Additionally, a stated belief in political violence isn’t necessarily a measure of intention to commit violence. Statistics surrounding support for political violence can’t differentiate between hypothetical support vs actual willingness. When Americans grow increasingly supportive of movements without taking action, leaders and activists struggle to galvanize support despite their supposed interest. Polling can still exaggerate support through wording, emotional priming, and hypothetical framing, and headline events like the death of Charlie Kirk can embolden violent rhetoric. However, it's important to acknowledge that despite headline moments of violence, overall political violence is at historic lows, a noteworthy trend amidst heightened tensions. But if actual support for political violence is so low, why does the risk feel at its breaking point?

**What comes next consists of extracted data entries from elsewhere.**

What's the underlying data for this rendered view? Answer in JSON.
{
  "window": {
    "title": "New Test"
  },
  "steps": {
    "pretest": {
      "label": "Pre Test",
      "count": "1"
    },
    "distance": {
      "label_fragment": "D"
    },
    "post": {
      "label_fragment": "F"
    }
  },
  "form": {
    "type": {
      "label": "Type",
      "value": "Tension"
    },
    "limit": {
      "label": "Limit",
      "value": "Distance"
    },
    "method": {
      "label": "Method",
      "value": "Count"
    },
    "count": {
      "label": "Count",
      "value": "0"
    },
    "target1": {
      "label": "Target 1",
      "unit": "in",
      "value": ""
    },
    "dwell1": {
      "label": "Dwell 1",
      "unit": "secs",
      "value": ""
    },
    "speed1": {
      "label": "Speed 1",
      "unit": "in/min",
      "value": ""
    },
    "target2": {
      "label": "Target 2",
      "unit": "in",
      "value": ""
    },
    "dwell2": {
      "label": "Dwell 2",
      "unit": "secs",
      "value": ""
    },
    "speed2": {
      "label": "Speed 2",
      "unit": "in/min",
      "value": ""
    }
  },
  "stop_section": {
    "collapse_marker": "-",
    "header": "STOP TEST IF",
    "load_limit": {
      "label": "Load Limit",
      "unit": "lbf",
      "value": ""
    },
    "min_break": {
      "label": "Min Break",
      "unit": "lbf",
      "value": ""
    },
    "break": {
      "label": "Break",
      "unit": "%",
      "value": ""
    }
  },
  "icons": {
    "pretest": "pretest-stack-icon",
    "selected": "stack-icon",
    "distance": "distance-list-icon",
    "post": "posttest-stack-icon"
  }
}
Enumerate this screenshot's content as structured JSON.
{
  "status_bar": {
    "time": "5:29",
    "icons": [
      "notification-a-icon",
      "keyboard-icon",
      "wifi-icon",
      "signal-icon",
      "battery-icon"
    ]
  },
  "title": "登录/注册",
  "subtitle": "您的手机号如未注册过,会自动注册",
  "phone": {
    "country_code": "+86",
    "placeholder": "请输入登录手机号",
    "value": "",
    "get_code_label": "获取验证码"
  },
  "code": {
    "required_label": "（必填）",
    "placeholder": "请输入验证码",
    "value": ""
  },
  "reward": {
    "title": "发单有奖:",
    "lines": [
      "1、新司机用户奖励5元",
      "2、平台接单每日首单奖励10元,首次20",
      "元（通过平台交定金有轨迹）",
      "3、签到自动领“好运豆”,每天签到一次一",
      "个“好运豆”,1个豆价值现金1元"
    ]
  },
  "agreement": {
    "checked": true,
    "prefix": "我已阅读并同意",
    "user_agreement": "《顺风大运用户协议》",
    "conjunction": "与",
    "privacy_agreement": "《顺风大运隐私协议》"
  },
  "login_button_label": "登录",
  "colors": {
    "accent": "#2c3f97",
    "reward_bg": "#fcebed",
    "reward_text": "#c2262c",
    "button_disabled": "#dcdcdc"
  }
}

The Normalization of Violent Rhetoric
The true threat of 20% isn’t that they will all mobilize, but that their violent rhetoric is now the mainstream, inciting violence amongst the radical minority. For election officials, judges, and lawmakers, not only are they facing political threats—such as bomb threats against Texas lawmakers—but they’re also inciting violence amongst supporters. Applying hostile and apocalyptic language, even trusted officials are using strong language to attack the other side. Worse, the public is now normalizing these very threats of violence in the mainstream. When 73% of Americans feel political violence is a serious threat, headline violence—like the death of Charlie Kirk—only empowers radical violence even more. Social media hypes up this violence, as this “fight back” mentality demonizes opponents. This normalization inevitably erodes democratic norms, inciting physical violence across the spectrum. In essence, a rhetorical escalation of violence desensitizes the entire public, lowering the threshold for accepting violence while increasing the likelihood that a minority will “fight back” for them. This sad shift reflects the fringe political violence seen in 2020-2021, where right-wing ideas swiftly entered the mainstream and incited the violence we saw on the January 6 United States Capitol attack. Thus, you don’t need most Americans to support violence: just enough who think the moment calls for it.
So, the crisis of political violence isn’t in the data. Instead, it's in the discourse we see across America. Even if America isn’t on the brink of political violence, like many Americans fear, the drift toward normalization is worrying. Protecting our democratic norms begins by recognizing this violent drift is not driven by mobilization, but by the words we choose to incite it.